Cumulative incidence of relapse (CIR) on the basis of reduction in minimum residual disease (MRD). Patients were stratified according to the 1.3 log reduction at day +50 (cut-point 1.3 log). CIR was significantly lower in patients with an MRD reduction of 1.3 log or over (continuous line) at day +50 vs. those with an MRD reduction less than 1.3 log (dashed line) (60.0%, 95%CI: 21.6–84.3 vs. 20.5%, 95%CI: 7.2–38.6, respectively; P=0.01). CR: complete remission.

Figure 4.

Survival of the whole study population.

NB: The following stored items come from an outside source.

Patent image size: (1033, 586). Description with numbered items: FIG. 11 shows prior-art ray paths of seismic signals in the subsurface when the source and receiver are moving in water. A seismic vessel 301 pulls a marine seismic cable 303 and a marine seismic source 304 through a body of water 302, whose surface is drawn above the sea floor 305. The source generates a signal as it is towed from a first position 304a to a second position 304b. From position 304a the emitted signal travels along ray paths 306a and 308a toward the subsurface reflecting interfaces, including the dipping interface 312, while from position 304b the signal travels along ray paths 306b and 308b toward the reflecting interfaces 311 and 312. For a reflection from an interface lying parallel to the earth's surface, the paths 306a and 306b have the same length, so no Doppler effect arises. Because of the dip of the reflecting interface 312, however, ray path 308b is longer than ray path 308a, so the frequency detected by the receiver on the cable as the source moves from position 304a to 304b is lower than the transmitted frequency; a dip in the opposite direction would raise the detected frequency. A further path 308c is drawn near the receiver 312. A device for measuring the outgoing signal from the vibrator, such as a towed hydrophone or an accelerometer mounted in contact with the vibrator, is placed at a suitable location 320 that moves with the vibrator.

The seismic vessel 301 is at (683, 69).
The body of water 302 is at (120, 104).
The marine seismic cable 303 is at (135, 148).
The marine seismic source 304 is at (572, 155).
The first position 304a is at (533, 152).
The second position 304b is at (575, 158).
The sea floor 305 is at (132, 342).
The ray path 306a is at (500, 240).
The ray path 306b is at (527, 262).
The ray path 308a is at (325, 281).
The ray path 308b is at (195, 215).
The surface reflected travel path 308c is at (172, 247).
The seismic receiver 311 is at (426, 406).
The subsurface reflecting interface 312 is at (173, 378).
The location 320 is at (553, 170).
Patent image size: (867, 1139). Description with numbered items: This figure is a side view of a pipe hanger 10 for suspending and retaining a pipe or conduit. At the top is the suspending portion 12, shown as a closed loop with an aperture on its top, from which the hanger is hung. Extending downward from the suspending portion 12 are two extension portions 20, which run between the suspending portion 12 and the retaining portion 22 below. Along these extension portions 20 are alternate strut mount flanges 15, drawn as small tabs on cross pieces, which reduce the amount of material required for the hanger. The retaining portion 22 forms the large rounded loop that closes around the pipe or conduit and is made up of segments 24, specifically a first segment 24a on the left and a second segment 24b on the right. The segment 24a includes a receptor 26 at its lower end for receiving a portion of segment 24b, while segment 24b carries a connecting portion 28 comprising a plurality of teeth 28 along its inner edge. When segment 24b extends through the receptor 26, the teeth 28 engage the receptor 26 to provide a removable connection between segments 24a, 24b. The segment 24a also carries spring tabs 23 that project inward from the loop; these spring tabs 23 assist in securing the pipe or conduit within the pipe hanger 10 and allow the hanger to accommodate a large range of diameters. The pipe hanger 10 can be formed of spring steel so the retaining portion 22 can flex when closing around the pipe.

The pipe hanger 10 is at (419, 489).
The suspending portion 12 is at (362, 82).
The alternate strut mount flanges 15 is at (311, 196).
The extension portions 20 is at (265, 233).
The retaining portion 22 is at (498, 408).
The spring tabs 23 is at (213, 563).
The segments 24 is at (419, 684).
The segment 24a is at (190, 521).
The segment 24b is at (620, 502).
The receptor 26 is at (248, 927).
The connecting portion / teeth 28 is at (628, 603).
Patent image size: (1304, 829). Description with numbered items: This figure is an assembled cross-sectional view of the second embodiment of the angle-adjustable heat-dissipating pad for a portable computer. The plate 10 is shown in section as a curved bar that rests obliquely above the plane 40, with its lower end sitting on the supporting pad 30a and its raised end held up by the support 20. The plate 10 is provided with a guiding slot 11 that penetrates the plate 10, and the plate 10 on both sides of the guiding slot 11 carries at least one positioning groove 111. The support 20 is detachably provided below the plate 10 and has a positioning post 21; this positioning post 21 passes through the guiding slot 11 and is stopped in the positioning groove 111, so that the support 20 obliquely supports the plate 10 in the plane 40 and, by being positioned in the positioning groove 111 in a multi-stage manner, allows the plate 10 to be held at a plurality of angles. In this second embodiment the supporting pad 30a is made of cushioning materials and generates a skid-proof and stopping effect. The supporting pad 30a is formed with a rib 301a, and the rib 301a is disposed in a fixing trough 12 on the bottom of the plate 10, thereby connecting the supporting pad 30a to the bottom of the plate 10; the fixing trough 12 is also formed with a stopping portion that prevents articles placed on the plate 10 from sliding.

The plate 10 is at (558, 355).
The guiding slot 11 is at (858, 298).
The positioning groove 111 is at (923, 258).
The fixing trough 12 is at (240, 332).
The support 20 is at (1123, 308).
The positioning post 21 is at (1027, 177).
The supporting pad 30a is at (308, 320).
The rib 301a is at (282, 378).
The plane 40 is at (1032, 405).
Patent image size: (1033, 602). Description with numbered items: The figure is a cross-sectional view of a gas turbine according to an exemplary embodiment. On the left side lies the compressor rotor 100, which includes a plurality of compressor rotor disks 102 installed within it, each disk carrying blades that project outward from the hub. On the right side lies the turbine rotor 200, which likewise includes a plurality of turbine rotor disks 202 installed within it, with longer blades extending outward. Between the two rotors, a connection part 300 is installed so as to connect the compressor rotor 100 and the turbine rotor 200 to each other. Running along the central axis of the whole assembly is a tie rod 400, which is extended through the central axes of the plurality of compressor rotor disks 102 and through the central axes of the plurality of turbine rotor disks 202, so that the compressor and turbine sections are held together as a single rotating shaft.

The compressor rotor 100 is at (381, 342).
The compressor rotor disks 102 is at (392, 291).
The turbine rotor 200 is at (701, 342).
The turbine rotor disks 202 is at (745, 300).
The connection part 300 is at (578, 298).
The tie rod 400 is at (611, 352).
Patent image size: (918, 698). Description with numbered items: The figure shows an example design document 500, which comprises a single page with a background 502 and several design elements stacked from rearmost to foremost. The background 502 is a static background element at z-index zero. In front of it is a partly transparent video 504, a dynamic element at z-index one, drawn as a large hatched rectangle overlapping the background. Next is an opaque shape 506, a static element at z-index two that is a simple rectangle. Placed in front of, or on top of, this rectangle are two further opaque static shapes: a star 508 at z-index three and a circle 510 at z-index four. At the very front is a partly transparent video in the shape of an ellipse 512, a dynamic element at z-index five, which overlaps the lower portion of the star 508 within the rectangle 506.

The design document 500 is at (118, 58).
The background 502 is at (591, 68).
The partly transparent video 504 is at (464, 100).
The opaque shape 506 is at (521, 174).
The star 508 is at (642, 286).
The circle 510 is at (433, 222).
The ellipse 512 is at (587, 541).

Median follow up is 51.8 months. (A) Disease-free survival (DFS) at 60 months is 45.8% (95%CI: 33.6–62.5), with a median DFS of 40.1 months. (B) Overall survival (OS) at 60 months is 48.8% (95%CI: 36.4–65.3), with a median OS of 48.8 months. CR: complete remission.

Figure 5.

Survival at 60 months on the basis of the reduction in minimal residual disease (MRD). (A) Disease-free survival (DFS) was significantly better for patients with BCR-ABL1 log reduction levels of 1.3 log or over (55.6%, 95%CI: 39.0–79.3, continuous line) than for patients with log reduction levels less than 1.3 log (20.0%, 95%CI: 5.8–69.1, dashed line) (P=0.03). (B) Overall survival (OS) at 60 months is 59.1% (95%CI: 42.3–82.6) for patients with BCR-ABL1 log reduction levels of 1.3 log or over, and 20% for patients with log reduction levels less than 1.3 log (95%CI: 5.8–69.1). CR: complete remission.